Google AI & Federated Learning

According to Google AI, Federated Learning enables mobile phones to collaboratively learn a shared prediction model while keeping all the training data on device [4]. This means that the data no longer has to be copied from the device to the cloud. For the first time, the model can be trained on the device while analysts are only privy to the model updates.

The image above demonstrates how this is achieved in the following steps:

Device downloads current model
The model learns on the device and is improved
A summary of changes as a small focused update is derived

The punchline is that only the update is sent to the cloud. The update is averaged with other devices’ updates in the network to apply improvements to the shared model. The improved model is immediately available to augment the personalisation of the user experience.
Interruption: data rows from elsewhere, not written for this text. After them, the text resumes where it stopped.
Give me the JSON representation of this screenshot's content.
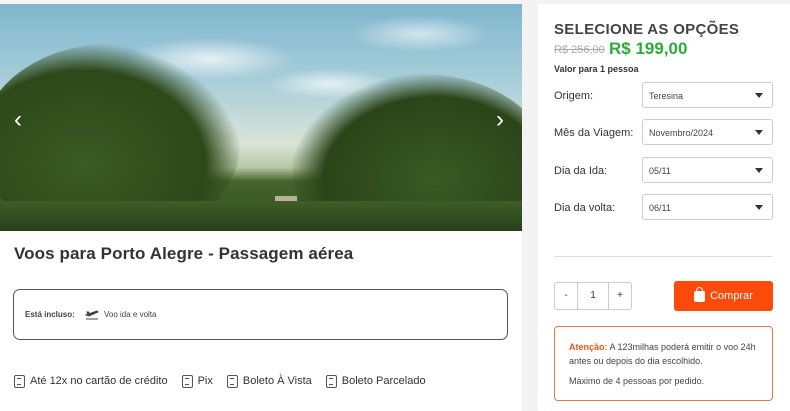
{
  "hero": {
    "prev_icon": "chevron-left-icon",
    "next_icon": "chevron-right-icon"
  },
  "product": {
    "title": "Voos para Porto Alegre - Passagem aérea",
    "included_label": "Está incluso:",
    "included_item": "Voo ida e volta"
  },
  "payments": [
    {
      "label": "Até 12x no cartão de crédito"
    },
    {
      "label": "Pix"
    },
    {
      "label": "Boleto À Vista"
    },
    {
      "label": "Boleto Parcelado"
    }
  ],
  "panel": {
    "title": "SELECIONE AS OPÇÕES",
    "old_price": "R$ 256,00",
    "price": "R$ 199,00",
    "per_person": "Valor para 1 pessoa",
    "fields": [
      {
        "label": "Origem:",
        "value": "Teresina"
      },
      {
        "label": "Mês da Viagem:",
        "value": "Novembro/2024"
      },
      {
        "label": "Dia da Ida:",
        "value": "05/11"
      },
      {
        "label": "Dia da volta:",
        "value": "06/11"
      }
    ],
    "quantity": {
      "minus": "-",
      "value": "1",
      "plus": "+"
    },
    "buy_label": "Comprar",
    "note": {
      "attention": "Atenção:",
      "text": " A 123milhas poderá emitir o voo 24h antes ou depois do dia escolhido.",
      "max": "Máximo de 4 pessoas por pedido."
    }
  },
  "colors": {
    "price": "#2eab3b",
    "buy": "#fb4a0a",
    "attention": "#e8581a"
  }
}
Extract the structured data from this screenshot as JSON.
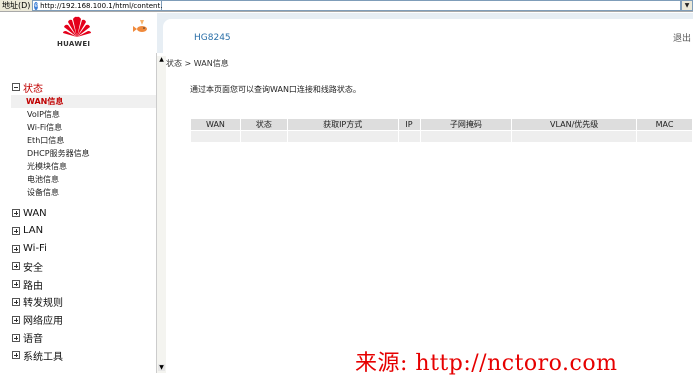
{
  "address_bar": {
    "label": "地址(D)",
    "url": "http://192.168.100.1/html/content.asp"
  },
  "brand": {
    "logo_text": "HUAWEI",
    "logo_color": "#e4001b"
  },
  "header": {
    "model": "HG8245",
    "logout_label": "退出"
  },
  "sidebar": {
    "groups": [
      {
        "label": "状态",
        "expanded": true,
        "items": [
          "WAN信息",
          "VoIP信息",
          "Wi-Fi信息",
          "Eth口信息",
          "DHCP服务器信息",
          "光模块信息",
          "电池信息",
          "设备信息"
        ],
        "active_item": "WAN信息"
      },
      {
        "label": "WAN",
        "expanded": false
      },
      {
        "label": "LAN",
        "expanded": false
      },
      {
        "label": "Wi-Fi",
        "expanded": false
      },
      {
        "label": "安全",
        "expanded": false
      },
      {
        "label": "路由",
        "expanded": false
      },
      {
        "label": "转发规则",
        "expanded": false
      },
      {
        "label": "网络应用",
        "expanded": false
      },
      {
        "label": "语音",
        "expanded": false
      },
      {
        "label": "系统工具",
        "expanded": false
      }
    ]
  },
  "main": {
    "breadcrumb": "状态 > WAN信息",
    "description": "通过本页面您可以查询WAN口连接和线路状态。",
    "table": {
      "columns": [
        "WAN",
        "状态",
        "获取IP方式",
        "IP",
        "子网掩码",
        "VLAN/优先级",
        "MAC"
      ],
      "rows": []
    }
  },
  "watermark": "来源: http://nctoro.com",
  "colors": {
    "accent_red": "#c00000",
    "header_bg": "#e7eef4",
    "model_blue": "#2a6fa8"
  }
}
The model is trained while the phone is idle, in the charger, and on a free wireless connection, so mobile phone performance is not negatively affected[4]. To ensure privacy and security, Google AI developed a Secure Aggregation protocol, enabling a coordinating server to only decrypt the average update. Meaning that no update about a single individual can be captured. Currently, this development is mostly around Gboard functionalities in Android-powered mobile phones.

According to Trent McConaghy of Ocean Protocol, Federated Learning as implemented by OpenMined could be further improved by Compute-2-Data to manage computation at each silo in a more secure fashion. In fact, we may see some incarnation of a collaboration between Federated Learning & Compute-2-Data in the upcoming Ocean V4 release. Differential Privacy holds potential for Compute-to-Data contexts too.